The Ascend Elements’ Kentucky Site Has Been Sold, and an Update on Georgia
Was up most of the night reading through 600 pages of legal documents on the Ascend Elements bankruptcy trying to sort out the fate of the Covington, Georgia plant, the one that is operational. But first I want to just include the note I posted yesterday about the Kentucky sale.
New filing on the Ascend Elements Chapter 11 bankruptcy. Turner-Kokosing, the contractor that filed the lawsuit against Ascend Elements over unpaid construction work on the Hopkinsville facility, is now the successful bidder for those same assets. They are effectively converting their creditor position, which was around $138M, into ownership of the Kentucky site.
There is nothing on the Georgia site, which is the one that is operational and producing battery-grade lithium carbonate. This was just the Kentucky site APEX 1. Turner-Kokosing will likely not want to try to get it going unless the state steps in with incentives, which, interestingly enough, there is a spin to.
American Battery Technology Company jumped in on the auction but did not win; they were either interested in the site or attempting to acquire assets at a discount. We will not know the sale price or related details of the sale for about a week, but it will be interesting to see what their limit was.
I am hoping we see details about the Georgia site soon. That one may get complicated for two reasons: it is part of a billion-dollar offtake agreement for lithium carbonate, and it is using a proprietary early-stage lithium extraction component.
But so far all the company has been able to clear out of the bankruptcy is the Poland operations and the IP portfolio.
Now on to the documents I read last night.
First, the IP that is used in Georgia was bought by the company created by Kinterra Capital Corp to purchase the IP portfolio and the Polish assets. What they have done is set up a license agreement to allow Ascend, or whatever the company will be called after this, even though they also bought all the names and internet assets as well, to continue the black mass production platform. Payment for that license is data and ongoing operational updates. In other words, they are allowing them to use it for free as long as they share the information, and has allowed the site to remain in operations for now.

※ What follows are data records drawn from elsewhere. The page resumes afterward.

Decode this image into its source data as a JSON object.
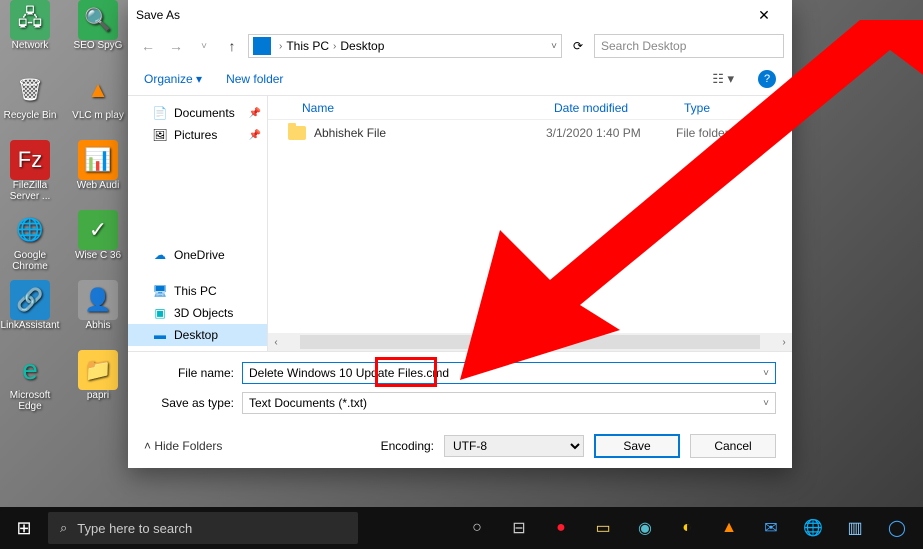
{
  "desktop": {
    "icons": [
      {
        "label": "Network",
        "color": "#4a6"
      },
      {
        "label": "SEO SpyG",
        "color": "#3a5"
      },
      {
        "label": "Recycle Bin",
        "color": "#5bd"
      },
      {
        "label": "VLC m play",
        "color": "#f80"
      },
      {
        "label": "FileZilla Server ...",
        "color": "#c22"
      },
      {
        "label": "Web Audi",
        "color": "#48c"
      },
      {
        "label": "Google Chrome",
        "color": "#fc4"
      },
      {
        "label": "Wise C 36",
        "color": "#4a4"
      },
      {
        "label": "LinkAssistant",
        "color": "#28c"
      },
      {
        "label": "Abhis",
        "color": "#999"
      },
      {
        "label": "Microsoft Edge",
        "color": "#0cbba8"
      },
      {
        "label": "papri",
        "color": "#fc4"
      }
    ]
  },
  "dialog": {
    "title": "Save As",
    "breadcrumb": {
      "root": "This PC",
      "leaf": "Desktop"
    },
    "search_placeholder": "Search Desktop",
    "toolbar": {
      "organize": "Organize",
      "newfolder": "New folder"
    },
    "sidebar": {
      "quick": [
        {
          "label": "Documents",
          "icon": "📄",
          "pinned": true
        },
        {
          "label": "Pictures",
          "icon": "🖼",
          "pinned": true
        }
      ],
      "drives": [
        {
          "label": "OneDrive",
          "icon": "☁",
          "color": "#0078d4"
        },
        {
          "label": "This PC",
          "icon": "🖥",
          "color": "#0078d4"
        },
        {
          "label": "3D Objects",
          "icon": "▣",
          "color": "#00b7c3"
        },
        {
          "label": "Desktop",
          "icon": "▬",
          "color": "#0078d4",
          "selected": true
        }
      ]
    },
    "columns": {
      "name": "Name",
      "date": "Date modified",
      "type": "Type"
    },
    "files": [
      {
        "name": "Abhishek File",
        "date": "3/1/2020 1:40 PM",
        "type": "File folder"
      }
    ],
    "form": {
      "filename_label": "File name:",
      "filename_value": "Delete Windows 10 Update Files.cmd",
      "savetype_label": "Save as type:",
      "savetype_value": "Text Documents (*.txt)"
    },
    "footer": {
      "hide": "Hide Folders",
      "encoding_label": "Encoding:",
      "encoding_value": "UTF-8",
      "save": "Save",
      "cancel": "Cancel"
    }
  },
  "taskbar": {
    "search_placeholder": "Type here to search"
  }
}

On ownership of the sites, with Poland and Kentucky out of the way, there is just Georgia. What they have done is take $5 million in notes, and that is going to be their bid. If no other bidder comes in higher, say like American Battery Technology Company, then that asset will be rolled into the new company created to purchase everything but Kentucky.
There is also an unresolved issue that may keep potential bidders away from the Georgia facility. The lawsuit with Duesenfeld is still ongoing, with claims that the site used equipment manufactured specifically for their IP, specifically the wet shredding and drying machinery supplied by the German company URT.
However, since the site later pivoted to an ESLR component invented by CTO Eric Gratz, the dispute may now be more about compensation for alleged past infringement rather than claims that the original equipment or process is still actively being used.
The case is currently stayed pending the bankruptcy resolution, meaning it is not actively moving forward right now. Once the bankruptcy process closes, the litigation resumes and is currently scheduled for trial in January 2027. Any buyer of the Georgia site is therefore not just acquiring an operating facility, but potentially buying into ongoing litigation exposure.
As for what I can find that is contested, there is the H2O Innovation equipment and agreements entirely. The information is vague, but that looks to be licensed or leased equipment and not part of the sale, but that looks like fiddlybits right now that the new owner will have to sort out after the sale.
The Department of Energy in the filings state that any equipment acquired or used with federal funds is subject to a reversionary interest, meaning the federal government retains a proportional ownership claim and may assert rights to recover value or control if those assets are sold or otherwise disposed of in violation of the grant terms.
However, as best as I can tell, the Georgia site was not included in the DOE grant funding, only the Kentucky site. Since Kentucky is now owned by the main creditor, I am not seeing any reason for the DOE having any legal claim over Georgia, there does seem to be a tax burden that the new owner will have to take on but that falls under fiddleybits again.
So as long as there is not a bidder higher than $5 million, the company will consist of the Polish facility and the Georgia site, along with all the contracts and IPs associated with those sites. Since that location is operational and has employees, it is not something that can be easily liquidated, and I am sure there is local backing to make sure that does not happen.